Simultaneous detection of three biomarkers plus control using QD-based IHF system

(A) library composed of DAPI, auto-fluorescence, QD565, QD625, QD655, and QD705 was initially set for the analysis. Signals in the image cube were unmixed according to their wavelengths in the library and then the corresponding signals were separated. E-cad is shown in cyan, EGFR in red, cytoplasmic vimentin in yellow, and β-actin in green. A: The expression of three biomarkers in primary tumors from patients with or without LNM. (B) Quantum dot library (normalized spectrum). C-F: segmentation of cancer cell from stroma (C), nucleus (D), cytoplasm (E), and membrane (F).

Signal quantification

To extract the individual QD signals, the spectral library was used to unmix the imaging cube using inForm v1.4 software (Caliper/Perkin Elmer), following the manufacturer's protocol. First, a training set comprising two categories of tissue was created: cancer and stroma. The trained tissue segmentation method was used to separate cancer from its surrounding stroma until the accuracy was over 90% and differentiation of the two classes could no longer be improved. Then a built-in algorithm was used to define the membranous, cytoplasmic, and nuclear subcellular regions. Based on an analysis of images at 200× magnifications, QD fluorescence intensity in each cell was exported to an Excel spreadsheet (Microsoft, Seattle, WA) and the relative values of E-cadherin, cytoplasmic vimentin, and EGFR levels in different subcellular regions to β-actin were obtained and subjected to statistical analysis.

Statistical analysis

Three biomarkers and covariates (gender, tumor stage, differentiation, smoking history, and age) were compared between samples from patients with and without LNM using chi-square test, ANOVA (analysis of variance) or Wilcoxon rank-sum test where appropriate. Each biomarker was analyzed with logistic regression to estimate its effect on the prediction of LNM. A best predictive model was also identified by entering three biomarkers and covariates into a logistic model and using a backward variable selection method with an alpha level of removal of 0.1. The ability of a biomarker to predict LNM status was further determined by using receiver operating characteristic (ROC) curves and measuring the area under the curve (AUC). Whether the AUCs of ROC curves were different from 0.5 (no discrimination ability) was tested with Chi-Square tests. To obtain optimal cut-off points with the best discrimination power for metastasis status, sensitivity and specificity pairs were obtained in the logistic regression under all the possible thresholds. The optimal cut-off point for each biomarker was calculated where the maximum sum of sensitivity and specificity was achieved.

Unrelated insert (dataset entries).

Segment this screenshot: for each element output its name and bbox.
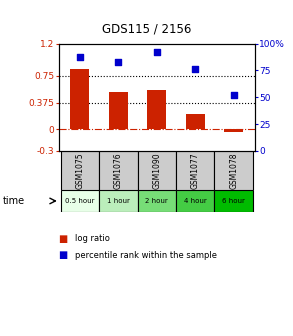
Bar: [61, 190, 99, 212]
Bar: [176, 190, 214, 212]
Point: [154, 50, 159, 55]
Text: 0.5 hour: 0.5 hour: [65, 198, 95, 204]
Text: GSM1090: GSM1090: [152, 152, 161, 189]
Text: 2 hour: 2 hour: [145, 198, 168, 204]
Bar: [224, 129, 243, 132]
Point: [77, 54, 82, 59]
Text: 4 hour: 4 hour: [184, 198, 207, 204]
Text: time: time: [3, 196, 25, 206]
Point: [231, 92, 236, 98]
Bar: [99, 151, 137, 190]
Bar: [147, 90, 166, 129]
Text: ■: ■: [59, 234, 68, 244]
Bar: [137, 151, 176, 190]
Text: log ratio: log ratio: [75, 234, 110, 243]
Text: GSM1075: GSM1075: [75, 152, 84, 189]
Text: ■: ■: [59, 250, 68, 260]
Bar: [214, 151, 253, 190]
Bar: [61, 151, 99, 190]
Text: 1 hour: 1 hour: [107, 198, 130, 204]
Bar: [99, 190, 137, 212]
Text: GSM1078: GSM1078: [229, 152, 238, 189]
Text: GDS115 / 2156: GDS115 / 2156: [102, 22, 191, 35]
Text: 6 hour: 6 hour: [222, 198, 245, 204]
Text: GSM1077: GSM1077: [191, 152, 200, 189]
Bar: [176, 151, 214, 190]
Bar: [70, 69, 89, 129]
Bar: [186, 114, 205, 129]
Bar: [137, 190, 176, 212]
Bar: [109, 92, 128, 129]
Point: [193, 67, 197, 72]
Point: [116, 59, 121, 65]
Text: percentile rank within the sample: percentile rank within the sample: [75, 251, 217, 260]
Text: GSM1076: GSM1076: [114, 152, 123, 189]
Bar: [214, 190, 253, 212]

Membranous E-cadherin, cytoplasmic vimentin, and membranous EGFR were further dichotomized by the optimal cut-off point, which corresponds to the most significant relationship with OS or DFS based on the log rank statistic. Cut-off values for membrane E-cadherin, cytoplasmic vimentin, and membrane EGFR were 6.57, 11.92, and 10.93, respectively. Kaplan-Meier survival estimates were then calculated for each group of patients stratified based on the optimal cut-off points along with a log-rank test. Univariate survival analysis for each covariate as well as membranous E-cadherin, cytoplasmic vimentin, and membranous EGFR was carried out using the Cox proportional hazards model. The proportional hazard assumption was also assessed. A multivariable survival analysis of membranous E-cadherin, cytoplasmic vimentin, and membranous EGFR was conducted after adjusting for gender, age, grade, and metastasis status using a backward variable selection method with an alpha level removal of 0.1. All analyses were performed using SAS 9.3 (SAS Institute, Inc., Cary, North Carolina) and the significance level was 0.05.